Grand Hamster : la Flandre condamnée pour manquement à la protection d’une espèce menacée
Le 28 avril 2025, le Tribunal de première instance de Bruxelles a rendu un jugement important, voire historique, pour le droit de l’environnement en Belgique. Il a reconnu que la Région flamande avait manqué à ses obligations dans la protection du Grand Hamster d’Europe (Cricetus cricetus), une espèce désormais au bord de l’extinction dans notre pays.
Ce jugement établit une faute politique claire : au-delà des textes et des engagements, ne pas agir suffisamment pour protéger une espèce menacée constitue une négligence fautive. À l’heure où notre biodiversité s’effondre, cette décision crée un précédent juridique et politique majeur.
Une espèce au bord de l’extinction malgré des appels à l’action répétés
La disparition du grand Hamster préoccupe, et ce, depuis longtemps. En 2001 déjà, la Flandre adoptait un "Plan Hamster". Malheureusement, ce plan n’a jamais été suivi d’effets concrets suffisants. La majorité des mesures sont restées sur papier ou n’ont pas permis d’inverser le déclin de l’espèce.
Depuis, la Flandre enchaîne les demi-mesures pour tenter de sauver le Grand Hamster, sans jamais aller au bout des recommandations scientifiques. En 2023, alors que les associations proposent un plan d’actions clair, la Ministre de l’Environnement juge celui-ci “irréaliste”.
Devant cette impasse, Vogelbescherming Vlaanderen et Dryade introduisent un recours en justice le 27 juillet 2023. Le jugement est rendu en avril 2025.
La justice reconnaît la faute du gouvernement flamand
Dans son jugement, le tribunal rappelle que la Directive Habitats impose aux États membres une obligation de moyens, et non de résultat. Autrement dit, une autorité publique ne peut être tenue pour responsable de l’extinction d’une espèce si elle a mis en œuvre tous les moyens raisonnables à sa disposition pour l’éviter. Mais dans le cas présent, la Région flamande n’a pas rempli cette obligation de moyens.
En clair, le gouvernement flamand n’a pas rien fait — il a trop peu fait, trop tard, et ce malgré les alertes répétées des scientifiques et des associations. Adopter des plans qui ne sont pas à la hauteur constitue une faute.
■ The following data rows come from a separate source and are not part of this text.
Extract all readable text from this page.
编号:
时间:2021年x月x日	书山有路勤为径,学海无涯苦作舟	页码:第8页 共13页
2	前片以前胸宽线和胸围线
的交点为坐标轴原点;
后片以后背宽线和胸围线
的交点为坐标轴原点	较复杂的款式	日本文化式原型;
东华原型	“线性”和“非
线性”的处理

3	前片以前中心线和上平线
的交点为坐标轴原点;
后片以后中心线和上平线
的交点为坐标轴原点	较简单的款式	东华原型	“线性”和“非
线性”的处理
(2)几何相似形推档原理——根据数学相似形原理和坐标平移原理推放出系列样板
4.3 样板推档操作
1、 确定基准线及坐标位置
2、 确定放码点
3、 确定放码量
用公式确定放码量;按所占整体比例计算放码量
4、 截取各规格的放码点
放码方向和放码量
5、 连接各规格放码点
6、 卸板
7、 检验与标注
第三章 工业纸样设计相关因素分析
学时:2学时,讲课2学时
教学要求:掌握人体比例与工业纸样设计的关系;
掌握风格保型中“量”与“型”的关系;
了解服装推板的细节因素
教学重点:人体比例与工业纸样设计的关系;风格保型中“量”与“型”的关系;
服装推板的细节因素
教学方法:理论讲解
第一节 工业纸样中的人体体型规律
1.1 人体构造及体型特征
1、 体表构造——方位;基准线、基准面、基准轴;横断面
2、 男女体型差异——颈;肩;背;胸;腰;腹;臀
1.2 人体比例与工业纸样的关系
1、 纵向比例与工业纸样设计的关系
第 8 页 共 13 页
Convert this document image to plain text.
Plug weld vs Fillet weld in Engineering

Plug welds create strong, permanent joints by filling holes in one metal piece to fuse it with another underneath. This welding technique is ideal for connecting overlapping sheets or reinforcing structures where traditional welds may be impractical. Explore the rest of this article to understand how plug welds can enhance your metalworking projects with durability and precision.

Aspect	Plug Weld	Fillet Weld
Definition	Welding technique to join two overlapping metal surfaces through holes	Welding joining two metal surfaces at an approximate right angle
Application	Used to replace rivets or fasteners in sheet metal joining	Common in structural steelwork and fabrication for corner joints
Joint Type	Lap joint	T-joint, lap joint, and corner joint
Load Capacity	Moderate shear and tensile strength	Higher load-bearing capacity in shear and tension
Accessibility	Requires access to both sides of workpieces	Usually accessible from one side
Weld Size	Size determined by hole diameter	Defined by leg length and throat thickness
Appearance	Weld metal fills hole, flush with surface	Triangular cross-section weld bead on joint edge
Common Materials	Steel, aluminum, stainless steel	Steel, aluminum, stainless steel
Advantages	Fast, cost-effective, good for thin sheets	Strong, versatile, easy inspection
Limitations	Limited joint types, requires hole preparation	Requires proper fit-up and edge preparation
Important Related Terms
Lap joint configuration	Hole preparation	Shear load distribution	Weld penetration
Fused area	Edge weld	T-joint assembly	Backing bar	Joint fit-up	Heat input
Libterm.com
Réparations en nature pour le hamster
Une fois cette faute établie, le tribunal condamne la Région flamande à une réparation en nature : le gouvernement doit corriger le tir en adoptant des mesures de restauration concrètes et suffisantes. C’est le pendant de la réparation par équivalent, qui consiste à indemniser les victimes.
Bien sûr, le juge ne peut pas définir lui-même les mesures précises à mettre en œuvre — ce rôle revient au gouvernement. Mais il affirme clairement que la Région est tenue de faire tout ce qui est raisonnablement nécessaire pour rétablir une situation de conservation du hamster favorable, conformément à la Directive Habitats.
En quoi cette décision peut être qualifiée d’historique ?
C’est la première fois en Belgique qu’un gouvernement est condamné pour ses manquements dans la protection d’une espère. Ce jugement envoie un message fort : un gouvernement qui ne met pas en places les mesures adéquates peut être sanctionné. Il établit que les obligations environnementales ne sont pas symboliques. Elles engagent juridiquement. Elles doivent être respectées. Et si ce n’est pas le cas, la justice peut intervenir pour rappeler les gouvernements à leurs responsabilités.
Il rappelle aussi que la restauration de la biodiversité ne peut pas reposer sur le bon vouloir, ni sur des mesures volontairement faibles. Protéger une espèce en danger suppose des des arbitrages clairs, des moyens mobilisés, et la mise en place de mesures contraignantes.
Ici, ces choix n’ont pas été faits. La conséquence est tragique : la disparition presque totale du Grand Hamster d’Europe sur notre territoire. Et dans cette disparition, le gouvernement flamand a commis une faute.